Un livre sur l’expédition SS au Tibet et les liaisons sulfureuses du dalaï-lama : « Opération Shambala » de Gilles van Grasdorff

par Albert Ettinger, le 19 mai 2016

Le Belge Gilles van Grasdorff est journaliste, (ancien ?) correspondant du principal quotidien luxembourgeois (catholique conservateur, très à droite) et un proche du dalaï-lama. Il y a vingt ans, il a commencé à publier des livres sur le Tibet, bien plus d’une douzaine à ce jour, dont des titres de propagande antichinoise comme, par exemple, « Terre des dieux, malheur des hommes : Sauver le Tibet », qui rassemble ses entretiens avec le dalaï-lama. Il s’est penché sur le sort du Panchen Lama, otage de Pékin, a raconté la vie de Jetsun Pema, la sœur cadette de Tenzin Gyatso, et s’est lié d’amitié avec le médecin personnel de celui-ci, une amitié qui a conduit à la biographie intitulée « Le Palais des arcs-en-ciel ». Il a écrit une biographie du 14ième « Océan de la Sagesse » qui, pour être non autorisée, n’en est pas moins un véritable panégyrique.

 

Il sera donc difficile de dénoncer ce livre (Presses du Châtelet, 2012) sur des SS au pays des dalaï-lamas comme « un coup monté des Chinois ». C’est ce que fit Heinrich Harrer quand, à l’occasion de la sortie du film de Jean-Jacques Annaud, les antécédents nazis, SA et SS, de ce grand ami du dalaï-lama furent étalés au grand jour par le journaliste autrichien Gerald Lehner. Et c’est sans doute ce que d’aucuns voudraient faire encore, car le livre de van Grasdorff a le grand mérite de confirmer les pires reproches adressés au dalaï-lama par ses critiques les plus sévères.

 

Tout d’abord, en lisant le prologue, l’admirateur de « Sa Sainteté » peut pousser un grand soupir de soulagement, car van Grasdorff atteste que ni « le dalaï-lama ni sa famille ne peuvent… être accusés d’une quelconque complaisance à l’égard des cinq nazis qui arrivent à Lhassa au mois de janvier 1939 et en repartent au mois d’avril. »

Malheureusement, le soulagement ne dure pas longtemps, puisque déjà le prologue finit comme ceci : « La Seconde Guerre mondiale finie, Ernst Schäfer, Bruno Beger et les autres membres de l’expédition SS au Tibet, suivant les recommandations d’Heinrich Harrer, rétablissent le contact avec le quatorzième dalaï-lama.

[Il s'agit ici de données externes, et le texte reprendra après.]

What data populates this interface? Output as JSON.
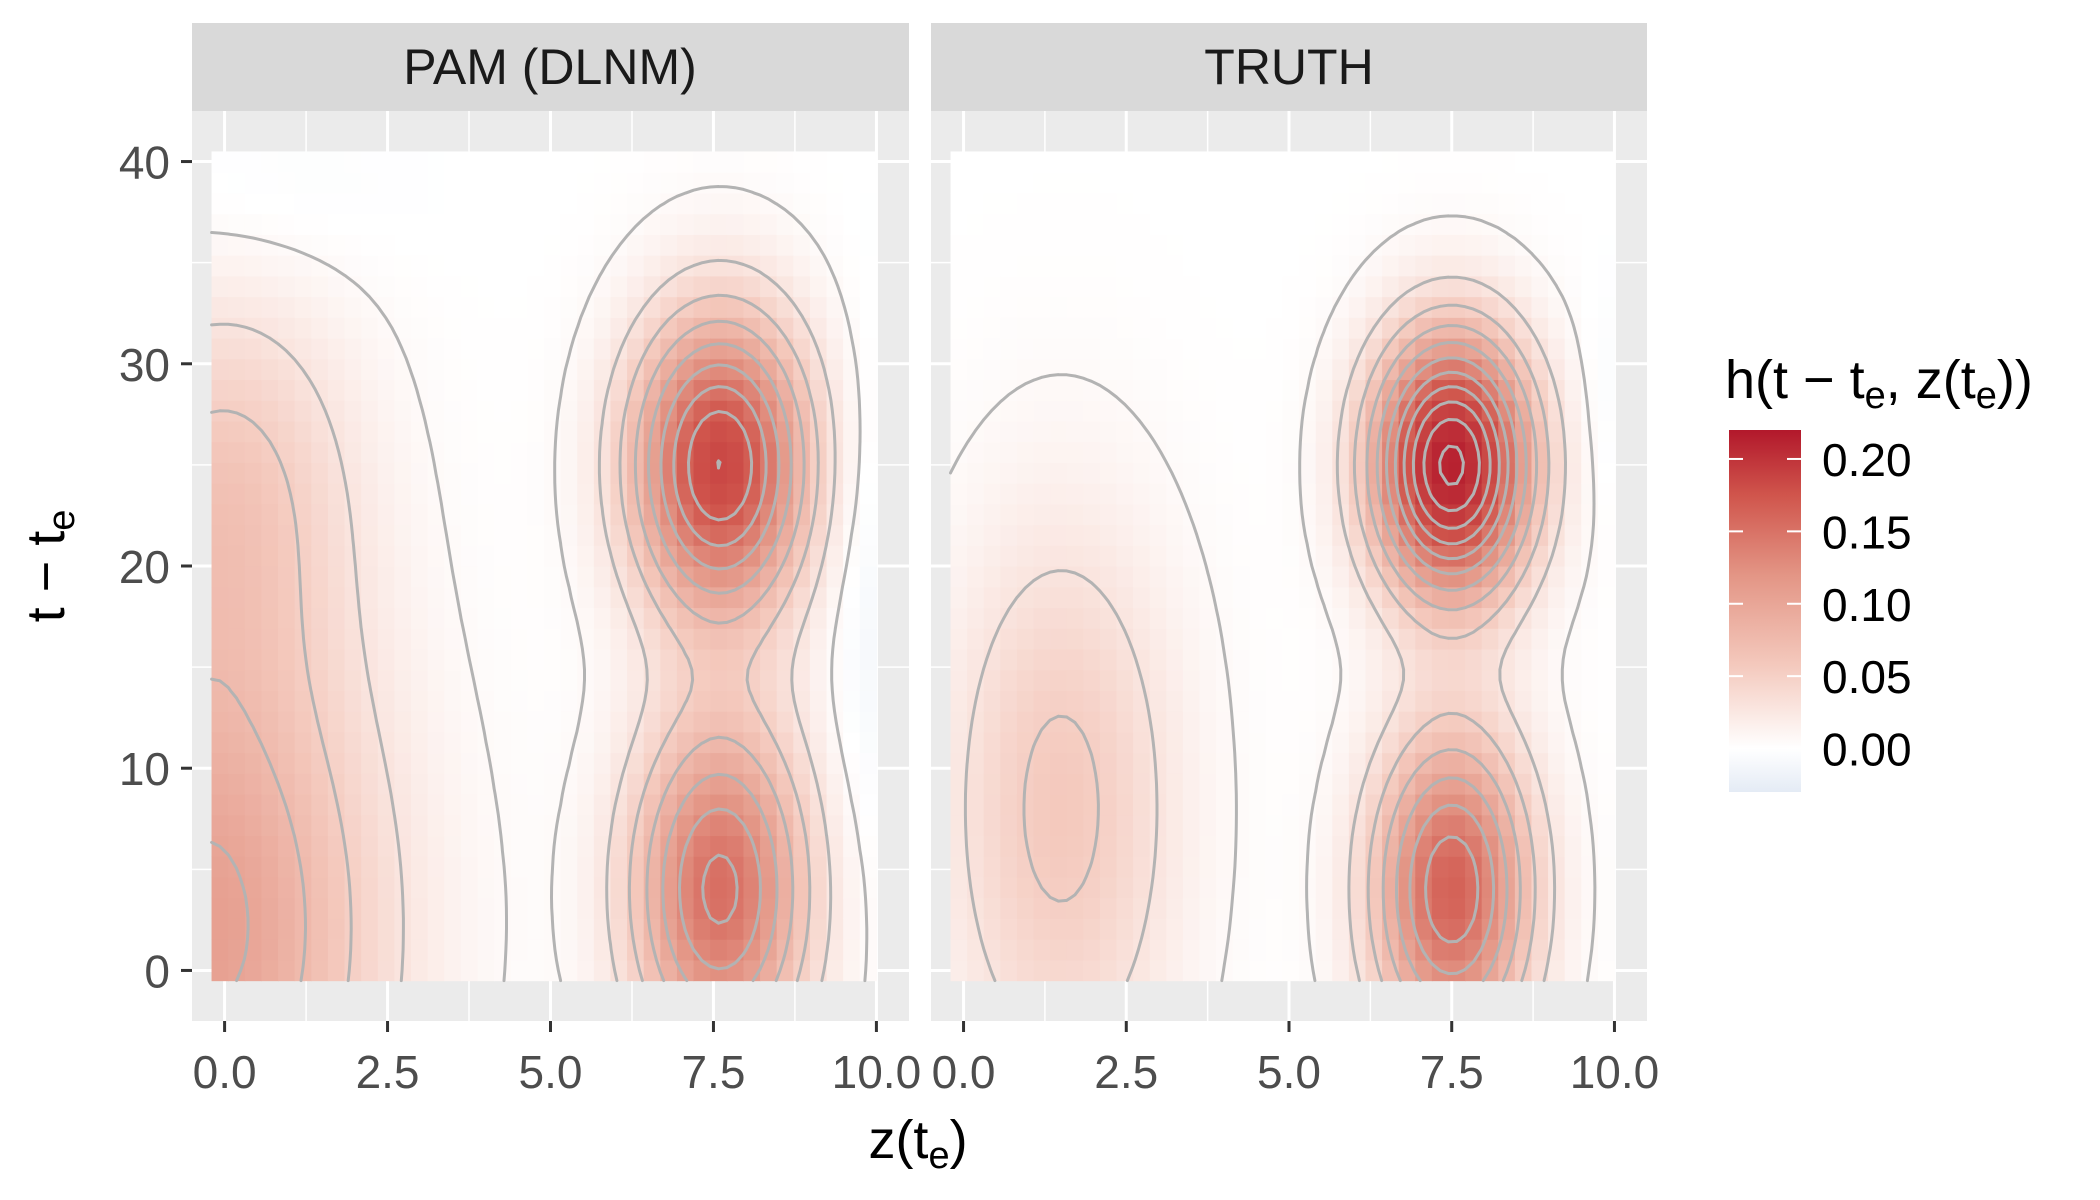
{
  "chart_data": {
    "type": "heatmap",
    "xlabel": "z(t",
    "xlabel_sub": "e",
    "xlabel_close": ")",
    "ylabel": "t − t",
    "ylabel_sub": "e",
    "x_ticks": [
      "0.0",
      "2.5",
      "5.0",
      "7.5",
      "10.0"
    ],
    "x_tick_values": [
      0,
      2.5,
      5,
      7.5,
      10
    ],
    "y_ticks": [
      "0",
      "10",
      "20",
      "30",
      "40"
    ],
    "y_tick_values": [
      0,
      10,
      20,
      30,
      40
    ],
    "xlim": [
      -0.5,
      10.5
    ],
    "ylim": [
      -2.5,
      42.5
    ],
    "data_extent": {
      "x": [
        -0.2,
        10.0
      ],
      "y": [
        -0.5,
        40.5
      ]
    },
    "grid": true,
    "legend": {
      "title_parts": [
        "h",
        "(",
        "t − t",
        "e",
        ", z(t",
        "e",
        "))"
      ],
      "title_plain": "h(t − t_e, z(t_e))",
      "breaks": [
        "0.20",
        "0.15",
        "0.10",
        "0.05",
        "0.00"
      ],
      "break_values": [
        0.2,
        0.15,
        0.1,
        0.05,
        0.0
      ],
      "limits": [
        -0.03,
        0.22
      ],
      "placement": "right",
      "colors": {
        "low": "#e4ebf5",
        "mid": "#ffffff",
        "high": "#b2182b"
      }
    },
    "contour_color": "#b3b3b3",
    "panels": [
      {
        "title": "PAM (DLNM)",
        "peaks": [
          {
            "x": 7.6,
            "y": 25,
            "value": 0.17
          },
          {
            "x": 7.6,
            "y": 4,
            "value": 0.13
          },
          {
            "x": 0.2,
            "y": 24,
            "value": 0.05
          },
          {
            "x": 0.0,
            "y": 2,
            "value": 0.09
          }
        ]
      },
      {
        "title": "TRUTH",
        "peaks": [
          {
            "x": 7.5,
            "y": 25,
            "value": 0.21
          },
          {
            "x": 7.5,
            "y": 4,
            "value": 0.14
          },
          {
            "x": 1.5,
            "y": 8,
            "value": 0.05
          }
        ]
      }
    ]
  }
}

Une forte amitié les lia dès lors. Le dalaï-lama savait-il ce qui leur était reproché ? » (p. 18)

 

Van Grasdorff nous donne par la suite tous les détails de ces reproches. Il ne lâche pas d’une semelle les membres de l’expédition SS de 1939 (qui avait pour principal objectif de trouver les origines de la race aryenne au Tibet !) et continue de les suivre après leur retour précipité au « Reich ».

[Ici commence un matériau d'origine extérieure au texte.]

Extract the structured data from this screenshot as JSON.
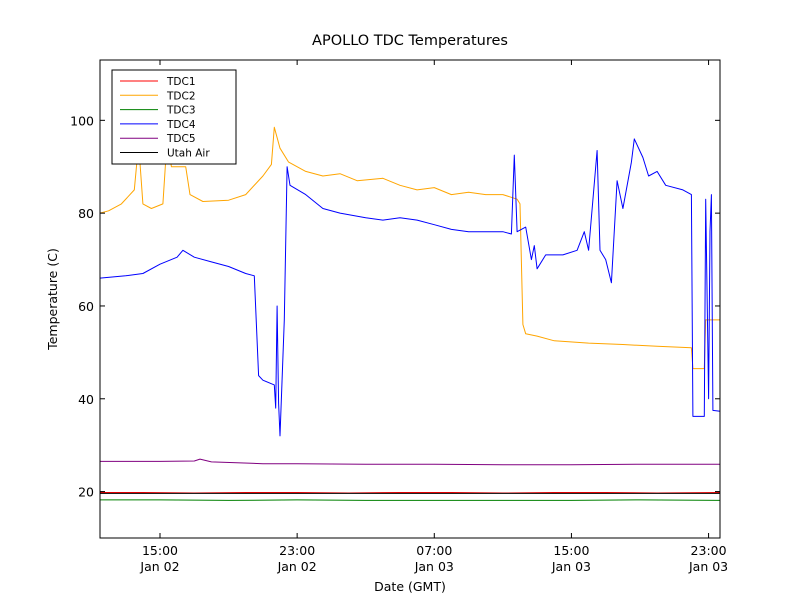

Ils y sont par la suite impliqués dans les pires atrocités nazies : à Auschwitz et à Dachau, ou Schäfer et Krause participent à des expérimentations mortelles sur des cobayes humains, et au camp de Natzweiler-Struthof près de Strasbourg, où le criminel de guerre August Hirt reçoit les 86 « spécimens » juifs choisis à Auschwitz par son collègue Bruno Beger et destinés, après leur assassinat, à faire partie de sa collection de crânes et de squelettes des « races inférieures ».

 

(Il s’agissait de 19 femmes et de 26 hommes originaires de Grèce, de 23 Allemands et trois Allemandes, de six femmes belges, de quatre Polonais, de deux Néerlandais, de deux Français et d’un Norvégien.)

 

Quant à Heinrich Harrer, Grasdorff confirme qu’il fut un nazi de la première heure, un SS pur et dur et « un des symboles du IIIe Reich » qui sut, après la fin de celui-ci, brouiller les pistes et passer pour un simple « alpiniste autrichien ».

 

Et le dalaï-lama dans tout ça ?

 

La petite phrase du prologue qui innocente explicitement l’actuel dalaï-lama et sa famille pour ce qui est de l’accueil privilégié des SS à Lhassa en 1939, elle ne fait au fond que démentir ce que personne n’a jamais affirmé ! Bien-sûr que le dalaï-lama, qui n’avait alors que quatre ans et qui se trouvait toujours dans son Qinghai natal, ne peut être rendu personnellement responsable de l’accueil chaleureux que le gouvernement de Lhassa réservait aux SS.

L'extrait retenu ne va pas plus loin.